The Creative Curve of Decline

Musicians, it seems, are not like a fine wine. How often do they get better with age? Troubled by this distressing phenomenon, Jeff Merrion tries to make sense of the inevitable mediocrity that accompanies aging.

Visualize this scene: it is 1971, and you are among a rapt audience of young longhairs. Your heart leaps as you see Neil Young walk on stage, and sing “Sugar Mountain,” his heartbreaking rumination on the fleeting beauty of youth.

You can’t be twenty on Sugar Mountain, though you’re thinking that you’re leaving too soon.

Then visualize this scene: it is 1981, a mere ten years later, and you find yourself more or less the same person (a bit aged, perhaps), among a rapt audience of people in their late twenties. Neil Young walks out and sings “T-Bone,” his heartbreaking rumination on the fact that he has mashed potatoes, but finds himself without a t-bone steak.

Got mashed potatoes. Ain’t got no T-Bone. (Repeated ad naseum).

Or, if Neil Young is not your bag, how about this:

It’s 1977, and you (a sexually confused middle-class American teenager) are among a rapt audience of equally sexually confused American teenagers. The Thin White Duke himself, David Bowie, walks out onto the stage, and brings the audience to tears with his heart-wrenching tale of doomed love, “Heroes.”

I remember, standing by the wall. And the guns shot above our heads. And we kissed, so that nothing would fall. And the shame was on the other side. And we can beat them forever and ever, we can be heroes just for one day.

And now, fast forward to 1999. You (now probably a sexually frustrated banker looking to recapture vestiges of your reckless youth) are among a rapt audience of middle-aged professionals and Nine Inch Nails fans who look as if they are about to mug you. David Bowie, looking surprisingly well-aged considering his incredible drug consumption habits, steps out onstage and sings his duet with Trent Reznor, “I’m Afraid of Americans.”

Johnny’s in America, Johnny wants pussy and cars.

I will use these two examples as case studies for the artistic phenomenon that I am most afraid of as a musician and purchaser of music: The Creative Curve of Decline.

When Neil Young and David Bowie started their careers, they were full of youthful wonder. This is reflected in their lyrics, which are poignant and full of awe, and their music, which is experimental, searching, and yearning.

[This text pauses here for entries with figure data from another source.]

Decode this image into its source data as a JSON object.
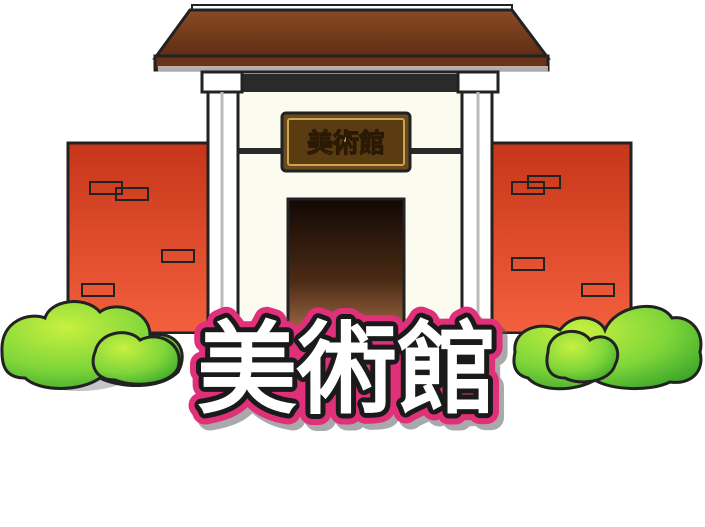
{
  "building": {
    "plaque_label": "美術館",
    "title": "美術館"
  },
  "colors": {
    "roof": "#7a3b1e",
    "wall_brick_top": "#c8361a",
    "wall_brick_bottom": "#f05a3a",
    "facade": "#fbfbef",
    "plaque_bg": "#6b4a1c",
    "plaque_text": "#f5d66b",
    "door_top": "#1a0d05",
    "door_bottom": "#8a5a3a",
    "bush": "#5bc43a",
    "title_outline": "#e0307a",
    "title_fill": "#ffffff"
  }
}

But as Gastr Del Sol says, “Most blues are subtitled by having no sense of wonder.” And unfortunately, as their careers progress, many musicians seem to lose their sense of wonder, creating middling music that never reaches the lyrical and musical heights of their youth. (Although I truly love all of Neil Young’s catalogue, it seems that nothing of late other than Sleeps with Angels has been amazing).

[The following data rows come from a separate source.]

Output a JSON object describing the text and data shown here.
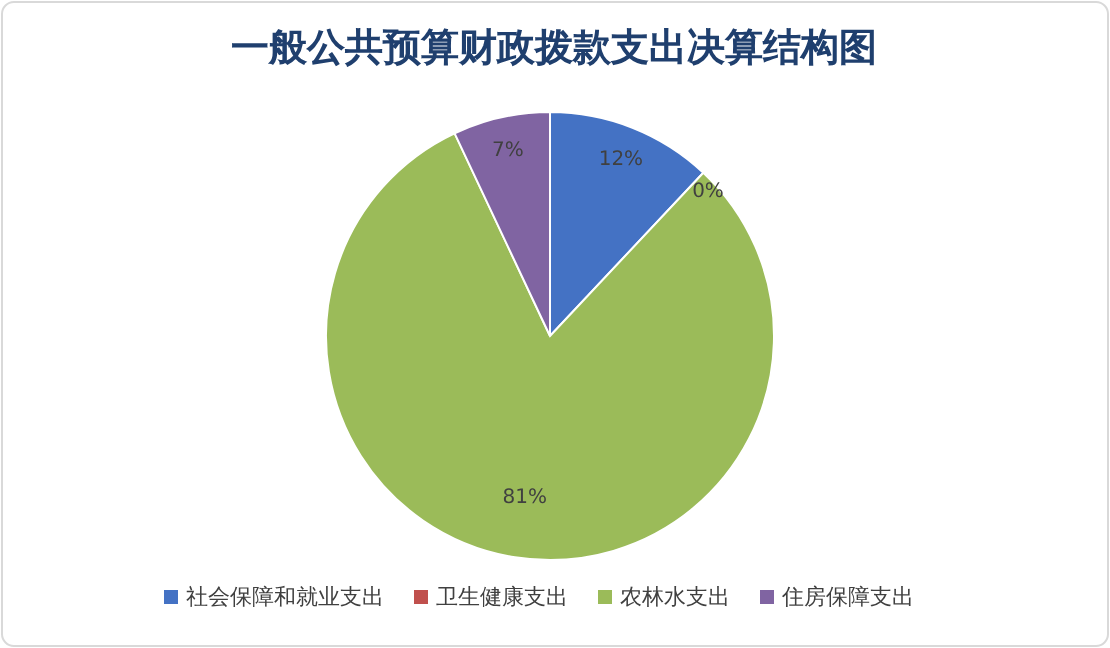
{
  "chart_data": {
    "type": "pie",
    "title": "一般公共预算财政拨款支出决算结构图",
    "categories": [
      "社会保障和就业支出",
      "卫生健康支出",
      "农林水支出",
      "住房保障支出"
    ],
    "values": [
      12,
      0,
      81,
      7
    ],
    "value_labels": [
      "12%",
      "0%",
      "81%",
      "7%"
    ],
    "colors": [
      "#4472c4",
      "#c0504d",
      "#9bbb59",
      "#8064a2"
    ],
    "legend": "bottom"
  }
}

I suppose that nearly everyone loses his or her sense of wonder with age. But it is especially hard for musicians, authors, and other artists, because their livelihood depend on this sense of wonder.

The list of artists that has fallen prey to this phenomenon is long (and completely subjective): Trail of Dead, Barenaked Ladies, Belle and Sebastian, Blur, Bright Eyes, Bruce Springsteen, Everclear [rest of alphabet omitted for expediency], and Weezer. Just listen to Make Believe by Weezer after listening to Pinkerton and tell me the Creative Curve of Decline doesn’t have at least some credence.

And then consider poor Paul McCartney: along with John Lennon, he completely blew the pop music scene out of the water, making some of the most inventive and wonderful music ever recorded. Now he is suctioned to the window of every Starbucks in America, making a sad puppy face and beseeching you to condescend to buy his latest album.

I’m not sure what the remedy to this phenomenon is. Perhaps we could just give artists a massive dose of LSD every ten years or so and put them on the chemical expressway to a sense of wonder.

All I know is that this summer working at Starbucks, when they made me listen to Paul McCartney’s new CD on constant repeat for an entire day, I would have given anything for the sweet release of death.

And I know that if instead Starbucks had made me listen to Sgt. Pepper’s on constant repeat for an entire day, I would have said, “Thank you sir, may I have another?”

While he excels in most other areas, Jeff Merrion’s spatial logic falls within the lower third percentile of United States citizens. He is a Religious Studies major and, as such, has a long life of administrative assistantship awaiting him. To potential employers: Jeff makes a mean cup of coffee.